Bittersweet Symphony---side A

Aku mendapati diriku kembali duduk di tempat ini.
Di kursi yang sama seperti sebelum-sebelumnya.
Pojok ruangan, meja untuk dua orang, membelakangi kasir dengan speaker tepat di belakang telinga.
Tempat ini juga masih sama.
Jumlah meja dan kursi yang masih statis, lukisan-lukisan terpampang di dinding yang sudah aku hapal letak dan namanya, buku-buku untuk dibaca oleh pelanggan yang sudah semua aku lahap abis, dan para pelayan yang aku ingat betul wajah dan namanya begitupun juga mereka kepadaku.

“Mandailing coffee in french press, without sugar.”
Kupandangi senyum pelayan perempuan yang masih sama ramahnya, menyatakan menu yang akan ia buat.
Ya, bahkan mereka tidak perlu bertanya lagi karena sudah hapal kebiasaanku.
Kubalas ia dengan senyum seadanya di wajahku, sekaligus memberikan tanda padanya untuk segera berlalu menyiapkan pesananku.

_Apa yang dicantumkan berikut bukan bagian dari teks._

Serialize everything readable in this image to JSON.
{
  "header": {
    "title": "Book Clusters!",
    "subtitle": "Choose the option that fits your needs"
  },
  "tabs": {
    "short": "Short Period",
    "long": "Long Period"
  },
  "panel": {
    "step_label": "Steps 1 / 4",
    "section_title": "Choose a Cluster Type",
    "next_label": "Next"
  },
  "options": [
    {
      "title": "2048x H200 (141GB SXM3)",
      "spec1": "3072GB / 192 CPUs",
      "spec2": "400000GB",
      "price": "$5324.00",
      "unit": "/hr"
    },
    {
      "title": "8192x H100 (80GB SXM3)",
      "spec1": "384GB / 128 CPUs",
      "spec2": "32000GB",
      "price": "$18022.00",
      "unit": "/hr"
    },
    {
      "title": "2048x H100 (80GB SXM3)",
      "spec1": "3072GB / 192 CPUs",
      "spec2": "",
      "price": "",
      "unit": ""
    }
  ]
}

Kopi. Hanya itu yang sangat kubutuhkan sekarang.

Sayup-sayup terdengar suara musik mengalun dari speaker di belakang telingaku. Akupun secara otomatis tersenyum mendengarnya. Bahkan musik di tempat ini pun masih sama.
Masih sama dengan saat pertama kali aku menjejakkan kakiku di tempat ini.

Segalanya masih sama. Apa yang berbeda hanyalah, saat ini, kursi di hadapanku, kosong. Tidak ada yang menempati.
Tidak ada kamu. Orang yang mengenalkanku pada tempat ini.
Sesuatu bergemuruh keras di dalam dada saat memandangi kursi kosong tersebut.
1…2…1…2…tarik napas, hembuskan perlahan, ulangi lagi. Aku harus tenang. Toh tujuanku ke sini kan untuk bersantai.

Atau lebih tepatnya, untuk mengisi kekosongan diri dengan tetap melakukan aktifitas yang biasa aku lakukan bersamanya.

“Silahkan, Mandailing coffee-nya. Hati-hati masih panas. Jika memerlukan bantuan, bisa langsung panggil saya atau pelayan lain yang bertugas. Selamat menikmati”. Deretan kalimat dari pelayan perempuan yang tadi melayaniku membuyarkan lamunanku. Untung saja dia cepat datang dengan kopi yang kupesan. Aku sudah bilang kan aku sedang sangat butuh kopi ini?

Kudiamkan beberapa menit kopi di dalam french press di hadapanku. Aku ingat sekali, kamu yang pertama kali mengenalkanku alat ini. Kamu bilang, minum kopi dari alat ini lebih menyenangkan daripada langsung meminum kopi yang sudah tersedia dalam cangkir. Lebih menyenangkan karena setidaknya ada usaha sedikit yang harus kita lakukan sebelum merasakan kenikmatan kopi tersebut. Bahkan kita harus bersabar sedikit, karena kopi di dalam french press tersebut harus didiamkan terlebih dahulu sebelum alatnya menekan ampas kopi di dalam demi hasil rasa kopi yang sempurna.
Aku jadi geli sendiri mengingatnya. Kamu memang seorang pekerja keras, perhitungan, dan perfeksionis. Bahkan untuk minum kopi saja, minimal harus ada prosesinya terlebih dahulu. Tapi inilah yang membuatmu berbeda dari lelaki lain. Dan inilah salah satu alasan yang membuatku terjatuh padamu.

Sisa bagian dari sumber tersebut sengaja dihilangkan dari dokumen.